Here's a play from Week 7 against the Chargers, in which the Chiefs deploy Kelce on a flare route, another of their favorite ways to get him the ball. Kelce doesn't gain a ton of yardage here, but watch how quickly he sets his feet and starts making guys miss after catching the ball:
That move is the difference between getting tackled for no gain inbounds with the clock ticking and moving into your kicker's range to set up a game-winning field goal (the Chiefs won 23-20). It's also the kind of pivot-and-juke you're used to seeing out of Shady McCoy, not a damned tight end.

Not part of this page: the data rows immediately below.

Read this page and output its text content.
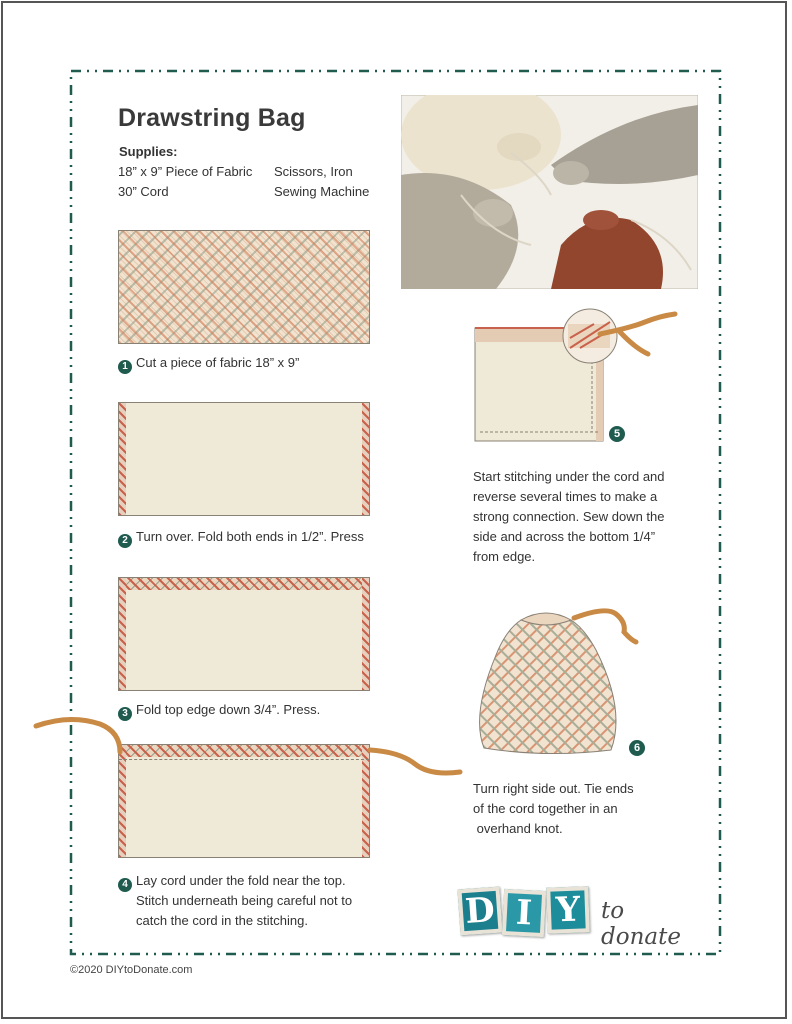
Drawstring Bag
Supplies:
18” x 9” Piece of Fabric
30” Cord
Scissors, Iron
Sewing Machine
1 Cut a piece of fabric 18” x 9”
2 Turn over. Fold both ends in 1/2”. Press
3 Fold top edge down 3/4”. Press.
4 Lay cord under the fold near the top.
Stitch underneath being careful not to
catch the cord in the stitching.
5
Start stitching under the cord and
reverse several times to make a
strong connection. Sew down the
side and across the bottom 1/4”
from edge.
6
Turn right side out. Tie ends
of the cord together in an
overhand knot.
D I Y to donate
©2020 DIYtoDonate.com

And it's not just Kelce's shiftiness that's a weapon when he's in space on the wing. Here's another screen play from that Patriots game, in which Kelce uses his strength to bowl over an overmatched cornerback on his way to a big gain:
These are the situations in which Kelce is a unique and deadly force. According to Pro Football Focus, he's caught nine balls on the right wing while behind or less than 10 yards in front of the line of scrimmage, and he's gained 75 yards after the catch on those plays. In the same areas on the left wing, he's caught four balls and scampered for 42 yards after the catch. You can see why the Chiefs are so keen on getting Kelce in space: When tiny defensive backs have to deal with a very large man who can either shake them into the ground or run clean through them, there isn't much that can be done to stop him. (Kelce's done plenty of damage in the short middle, too, where he's caught 12 balls and run for 127 yards after the catch.)
These are plays that many of the best tight ends in the league just can't make—imagine poor Antonio Gates trying to weave his way through a bubble screen. That makes what the Chiefs are doing with Kelce unique, for now, but no more than how novel it was for the Patriots to run out two huge, fast tight ends and dare defenses to find someone big and fast enough to stop them. If yesterday's Randy Moss jobs can be turned over to the tight end position, why not tomorrow's Wes Welker roles? If Travis Kelce really is the future of tight ends, it's further proof that tight ends, or at least the huge, fast men who are saddled with that franchise tag, are probably future of football.